[Photo by MK DB]
South Korean mom-and-pop investors have turned to Japanese stock market, performing relatively stable versus other markets with added appeals of a cheaper yen and expectations of revived economy once Japan lifts Covid-19 border restrictions.
According to the Korea Securities Depository (KSD), domestic investors net purchased $9.46 million worth of Japanese stocks in August, up 33 percent from July.
In contrast, they net sold $571 million worth of U.S. stocks in August.
The Japanese yen breached the 140 range against the U.S. dollar on September 1, the lowest since 1998, amid widening gap between interest rates in Japan and the U.S.
Japan’s benchmark Nikkei 225 index lost 2.52 percent from the beginning of the year as of last Thursday, whereas other markets have been hitting annual lows.

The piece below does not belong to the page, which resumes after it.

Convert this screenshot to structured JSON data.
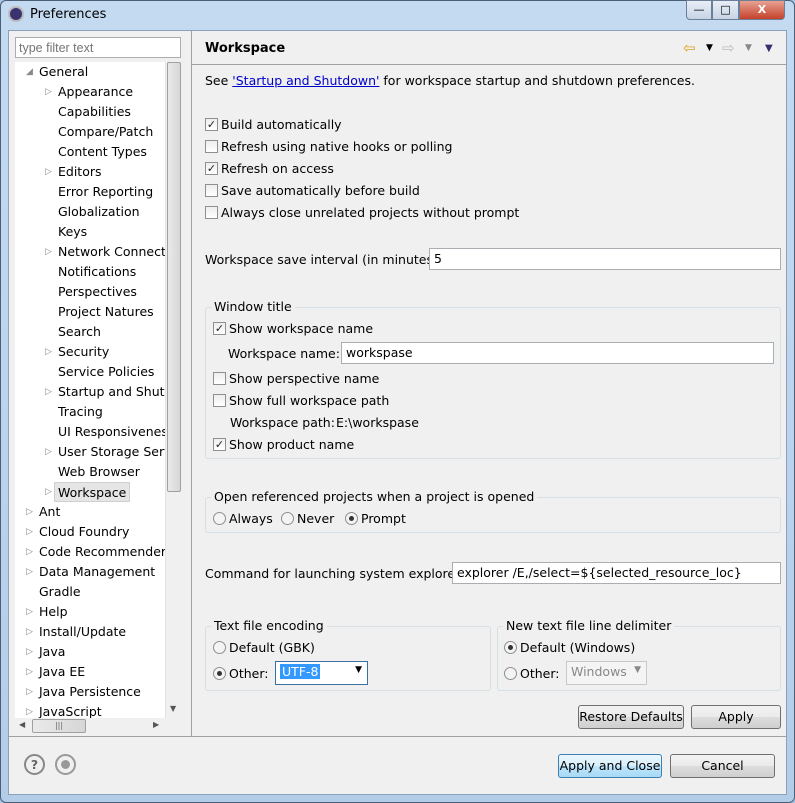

According to a recent report by the Korea Investment & Securities, Japanese stocks are likely to be less volatile than U.S. and European counterparts.
“The plunge in the yen’s value against the U.S. dollar is expected to continue as the difference in interest rate between Japan and other countries grows,” said Choi Bo-won, a researcher at the Korea Investment & Securities.
Japan is among few major economies keeping interest rates in zero and bucking the global tightening wave.
Stocks in railway, department stores, and airline categories will benefit from the expected border easing with less impact from the volatile exchange rates, supply chain disruptions, and energy regulations.